Computes the edit distance (aka Levenshtein distance) between two sequences. This is a common distance measure.
For example, to compute the distance between two sequences:
(edit-distance:distance '(1 2 3 4 5) '(2 3 4 5 6))
To compute the sequence of edit operations needed to convert sequence
1 into sequence two, use the diff
function
(edit-distance:diff '(1 2 3 4 5) '(2 3 4 5 6))
That will return two values a structure, as follows, and the distance.
((:DELETION 1 NIL) (:MATCH 2 2) (:MATCH 3 3) (:MATCH 4 4) (:MATCH 5 5) (:INSERTION NIL 6))
2
That structure can be printed more readibly with the FORMAT-DIFF
function
(edit-distance:format-diff *path*)
Or, you can compute the diff and print it readably together by calling PRINT-DIFF
:
(edit-distance:print-diff '(1 2 3 4 5) '(2 3 4 5 6))
which will print a result like this:
seq1: 1 2 3 4 5 *** []
seq2: *** 2 3 4 5 6 []
Several options are available to the FORMAT-DIFF
and PRINT-DIFF
to
print a prefix and suffix for each line. Note that displaying
substitutions relys on captialization and so substitutions are not
visible for non-alphabetic sequence elements.
Additionally, other equality functions can be used, so this evaluates to a distance of zero:
(edit-distance:distance '("ONE" "TWO" "THREE") '("one" "two"

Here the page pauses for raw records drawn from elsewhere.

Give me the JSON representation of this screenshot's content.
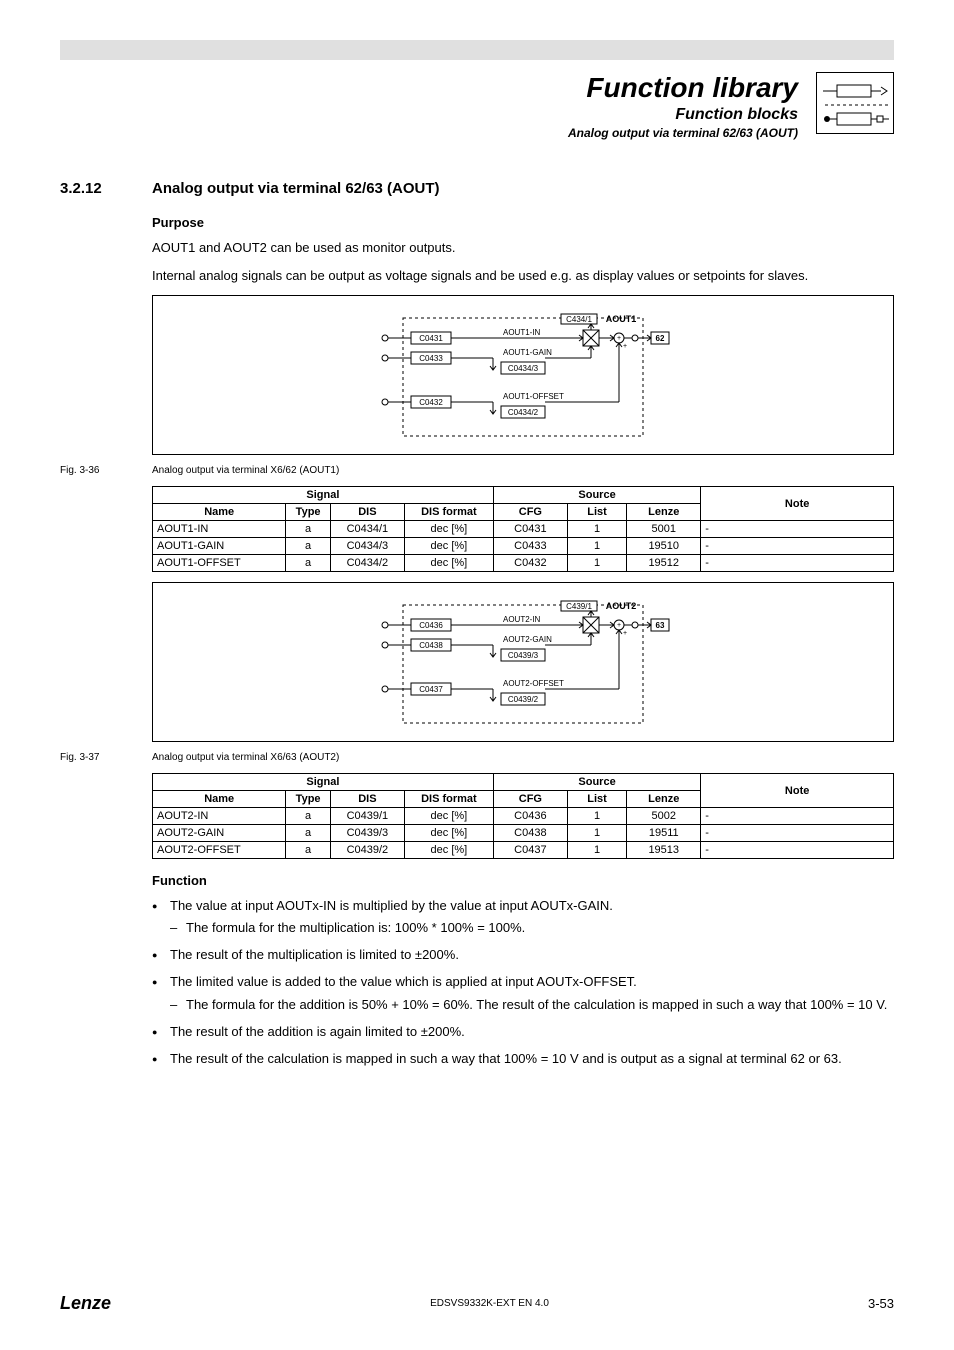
{
  "header": {
    "title": "Function library",
    "subtitle": "Function blocks",
    "subtitle2": "Analog output via terminal 62/63 (AOUT)"
  },
  "section": {
    "number": "3.2.12",
    "title": "Analog output via terminal 62/63 (AOUT)"
  },
  "purpose": {
    "heading": "Purpose",
    "p1": "AOUT1 and AOUT2 can be used as monitor outputs.",
    "p2": "Internal analog signals can be output as voltage signals and be used e.g. as display values or setpoints for slaves."
  },
  "diagram1": {
    "block_name": "AOUT1",
    "block_code": "C434/1",
    "terminal": "62",
    "in_code": "C0431",
    "in_label": "AOUT1-IN",
    "gain_code": "C0433",
    "gain_label": "AOUT1-GAIN",
    "gain_ref": "C0434/3",
    "offset_code": "C0432",
    "offset_label": "AOUT1-OFFSET",
    "offset_ref": "C0434/2",
    "colors": {
      "line": "#000000",
      "dash": "#000000",
      "fill": "#ffffff"
    }
  },
  "fig1": {
    "label": "Fig. 3-36",
    "caption": "Analog output via terminal X6/62 (AOUT1)"
  },
  "table1": {
    "headers": {
      "signal": "Signal",
      "source": "Source",
      "note": "Note",
      "name": "Name",
      "type": "Type",
      "dis": "DIS",
      "disf": "DIS format",
      "cfg": "CFG",
      "list": "List",
      "lenze": "Lenze"
    },
    "rows": [
      {
        "name": "AOUT1-IN",
        "type": "a",
        "dis": "C0434/1",
        "disf": "dec [%]",
        "cfg": "C0431",
        "list": "1",
        "lenze": "5001",
        "note": "-"
      },
      {
        "name": "AOUT1-GAIN",
        "type": "a",
        "dis": "C0434/3",
        "disf": "dec [%]",
        "cfg": "C0433",
        "list": "1",
        "lenze": "19510",
        "note": "-"
      },
      {
        "name": "AOUT1-OFFSET",
        "type": "a",
        "dis": "C0434/2",
        "disf": "dec [%]",
        "cfg": "C0432",
        "list": "1",
        "lenze": "19512",
        "note": "-"
      }
    ],
    "col_widths": [
      "18%",
      "6%",
      "10%",
      "12%",
      "10%",
      "8%",
      "10%",
      "26%"
    ]
  },
  "diagram2": {
    "block_name": "AOUT2",
    "block_code": "C439/1",
    "terminal": "63",
    "in_code": "C0436",
    "in_label": "AOUT2-IN",
    "gain_code": "C0438",
    "gain_label": "AOUT2-GAIN",
    "gain_ref": "C0439/3",
    "offset_code": "C0437",
    "offset_label": "AOUT2-OFFSET",
    "offset_ref": "C0439/2",
    "colors": {
      "line": "#000000",
      "dash": "#000000",
      "fill": "#ffffff"
    }
  },
  "fig2": {
    "label": "Fig. 3-37",
    "caption": "Analog output via terminal X6/63 (AOUT2)"
  },
  "table2": {
    "headers": {
      "signal": "Signal",
      "source": "Source",
      "note": "Note",
      "name": "Name",
      "type": "Type",
      "dis": "DIS",
      "disf": "DIS format",
      "cfg": "CFG",
      "list": "List",
      "lenze": "Lenze"
    },
    "rows": [
      {
        "name": "AOUT2-IN",
        "type": "a",
        "dis": "C0439/1",
        "disf": "dec  [%]",
        "cfg": "C0436",
        "list": "1",
        "lenze": "5002",
        "note": "-"
      },
      {
        "name": "AOUT2-GAIN",
        "type": "a",
        "dis": "C0439/3",
        "disf": "dec  [%]",
        "cfg": "C0438",
        "list": "1",
        "lenze": "19511",
        "note": "-"
      },
      {
        "name": "AOUT2-OFFSET",
        "type": "a",
        "dis": "C0439/2",
        "disf": "dec  [%]",
        "cfg": "C0437",
        "list": "1",
        "lenze": "19513",
        "note": "-"
      }
    ],
    "col_widths": [
      "18%",
      "6%",
      "10%",
      "12%",
      "10%",
      "8%",
      "10%",
      "26%"
    ]
  },
  "function": {
    "heading": "Function",
    "b1": "The value at input AOUTx-IN is multiplied by the value at input AOUTx-GAIN.",
    "b1s": "The formula for the multiplication is: 100% * 100% = 100%.",
    "b2": "The result of the multiplication is limited to ±200%.",
    "b3": "The limited value is added to the value which is applied at input AOUTx-OFFSET.",
    "b3s": "The formula for the addition is 50% + 10% = 60%. The result of the calculation is mapped in such a way that 100% = 10 V.",
    "b4": "The result of the addition is again limited to ±200%.",
    "b5": "The result of the calculation is mapped in such a way that 100% = 10 V and is output as a signal at terminal 62 or 63."
  },
  "footer": {
    "logo": "Lenze",
    "mid": "EDSVS9332K-EXT EN 4.0",
    "page": "3-53"
  }
}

"three") :test 'string-equal)
Any type of sequence may be used, but for speed the input sequences are copied into new arrays. If speed is a major concern make sure to provide simple vectors as your input sequences.
To test with sbcl, run:
sbcl --eval "(asdf:load-system 'edit-distance-test)" --eval "(unless (lisp-unit:run-tests :all :edit-distance-tests) (uiop:quit 1))"
cl-edit-distance by Ben Lambert is licensed under a Creative Commons Attribution 4.0 International License.